TOKYO - Prime Minister Shinzo Abe said Monday that Japan will coordinate closely with the World Health Organization to prevent the recent outbreak of a new coronavirus from impacting the Tokyo Olympics and Paralympics this summer.
The health ministry, meanwhile, will take phlegm from possible coronavirus patients to accurately determine whether they are actually infected with the deadly pneumonia-causing virus, ministry officials said.
The government is stepping up efforts to stem the spread of the virus, which originated in Wuhan in central China, with 20 cases of infection confirmed in Japan so far. Abe said the development of a rapid test kit for the virus is under way so more institutions, including private ones, can conduct screenings.
"We will closely work with the World Health Organization and others to make sure that preparations for the Olympics and Paralympics will steadily proceed without an impact (from the outbreak)," Abe told a parliamentary session.
Olympic organizers and relevant sports associations will meet, possibly later this week, to discuss how to respond to the new coronavirus and other infectious diseases, according to Olympics minister Seiko Hashimoto.
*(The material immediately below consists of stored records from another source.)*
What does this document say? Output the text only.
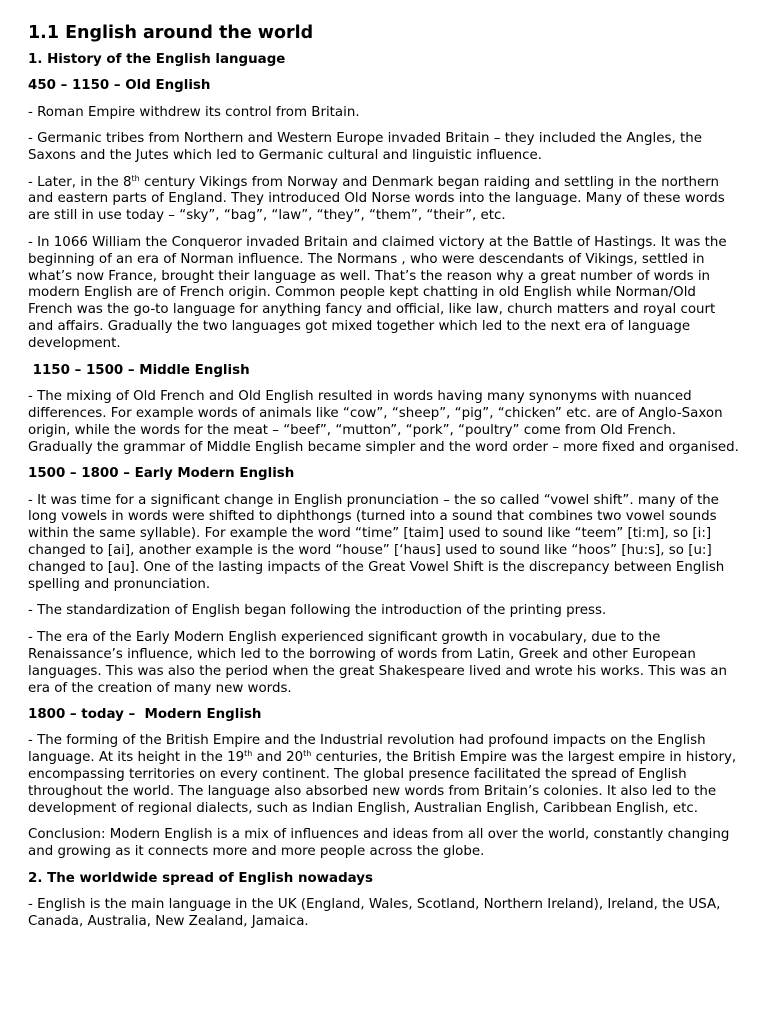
1.1 English around the world
1. History of the English language
450 – 1150 – Old English

- Roman Empire withdrew its control from Britain.

- Germanic tribes from Northern and Western Europe invaded Britain – they included the Angles, the Saxons and the Jutes which led to Germanic cultural and linguistic influence.

- Later, in the 8th century Vikings from Norway and Denmark began raiding and settling in the northern and eastern parts of England. They introduced Old Norse words into the language. Many of these words are still in use today – “sky”, “bag”, “law”, “they”, “them”, “their”, etc.

- In 1066 William the Conqueror invaded Britain and claimed victory at the Battle of Hastings. It was the beginning of an era of Norman influence. The Normans , who were descendants of Vikings, settled in what’s now France, brought their language as well. That’s the reason why a great number of words in modern English are of French origin. Common people kept chatting in old English while Norman/Old French was the go-to language for anything fancy and official, like law, church matters and royal court and affairs. Gradually the two languages got mixed together which led to the next era of language development.

1150 – 1500 – Middle English

- The mixing of Old French and Old English resulted in words having many synonyms with nuanced differences. For example words of animals like “cow”, “sheep”, “pig”, “chicken” etc. are of Anglo-Saxon origin, while the words for the meat – “beef”, “mutton”, “pork”, “poultry” come from Old French. Gradually the grammar of Middle English became simpler and the word order – more fixed and organised.

1500 – 1800 – Early Modern English

- It was time for a significant change in English pronunciation – the so called “vowel shift”. many of the long vowels in words were shifted to diphthongs (turned into a sound that combines two vowel sounds within the same syllable). For example the word “time” [taim] used to sound like “teem” [ti:m], so [i:] changed to [ai], another example is the word “house” [‘haus] used to sound like “hoos” [hu:s], so [u:] changed to [au]. One of the lasting impacts of the Great Vowel Shift is the discrepancy between English spelling and pronunciation.

- The standardization of English began following the introduction of the printing press.

- The era of the Early Modern English experienced significant growth in vocabulary, due to the Renaissance’s influence, which led to the borrowing of words from Latin, Greek and other European languages. This was also the period when the great Shakespeare lived and wrote his works. This was an era of the creation of many new words.

1800 – today –  Modern English

- The forming of the British Empire and the Industrial revolution had profound impacts on the English language. At its height in the 19th and 20th centuries, the British Empire was the largest empire in history, encompassing territories on every continent. The global presence facilitated the spread of English throughout the world. The language also absorbed new words from Britain’s colonies. It also led to the development of regional dialects, such as Indian English, Australian English, Caribbean English, etc.

Conclusion: Modern English is a mix of influences and ideas from all over the world, constantly changing and growing as it connects more and more people across the globe.

2. The worldwide spread of English nowadays

- English is the main language in the UK (England, Wales, Scotland, Northern Ireland), Ireland, the USA, Canada, Australia, New Zealand, Jamaica.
The increasing number of coronavirus infections, mainly in China but also in other parts of the world, has raised calls among ruling and opposition party lawmakers for the government to do more to protect the public.
"We have already embarked on the development of a simple test kit," Abe said. "As cases of infection in Japan are rising, it's an urgent task to improve testing (for the virus) and enhance consultation services."
The comments came in response to Fumio Kishida, the policy chief of the ruling Liberal Democratic Party, who said that virus testing is currently conducted only at state-run or public institutions such as the National Institute of Infectious Diseases.
The government is attempting to make sure that people have access to medical services and supplies, including masks. Abe has instructed ministers to deal with the outbreak and its impact on the economy.
On Saturday, a man in his 80s was diagnosed with the virus after returning to Hong Kong on a cruise ship from Japan. The man flew to Japan from China on Jan. 17 and left Yokohama near Tokyo on the Diamond Princess cruise ship on Jan. 20, arriving in Hong Kong on Jan. 25.
After the ship, which can carry about 2,700 passengers, arrived at the port of Yokohama on Monday night, a passenger told Kyodo News that he had heard an announcement that quarantine officers would board and conduct medical tests.
The passenger was also told that the planned departure time from Yokohama would be delayed for 24 hours.
According to the Ministry of Health, Labor and Welfare, doctors and nurses will board and check the health of all the passengers and crew.
Since Saturday, Japan has been barring foreign nationals who have been to Hubei in the two weeks prior to their arrival, as well as holders of Chinese passports issued in Hubei.
A total of eight foreigners were denied entry over the weekend, Chief Cabinet Secretary Yoshihide Suga said, without elaborating.
The increase in infections has boosted demand for masks in Japan, leading the industry and health ministries to call on domestic manufacturers to increase output, Suga told reporters.
The death toll from the virus in mainland China has reached 361, topping that of the 2002-2003 SARS pandemic, according to the country's health authorities.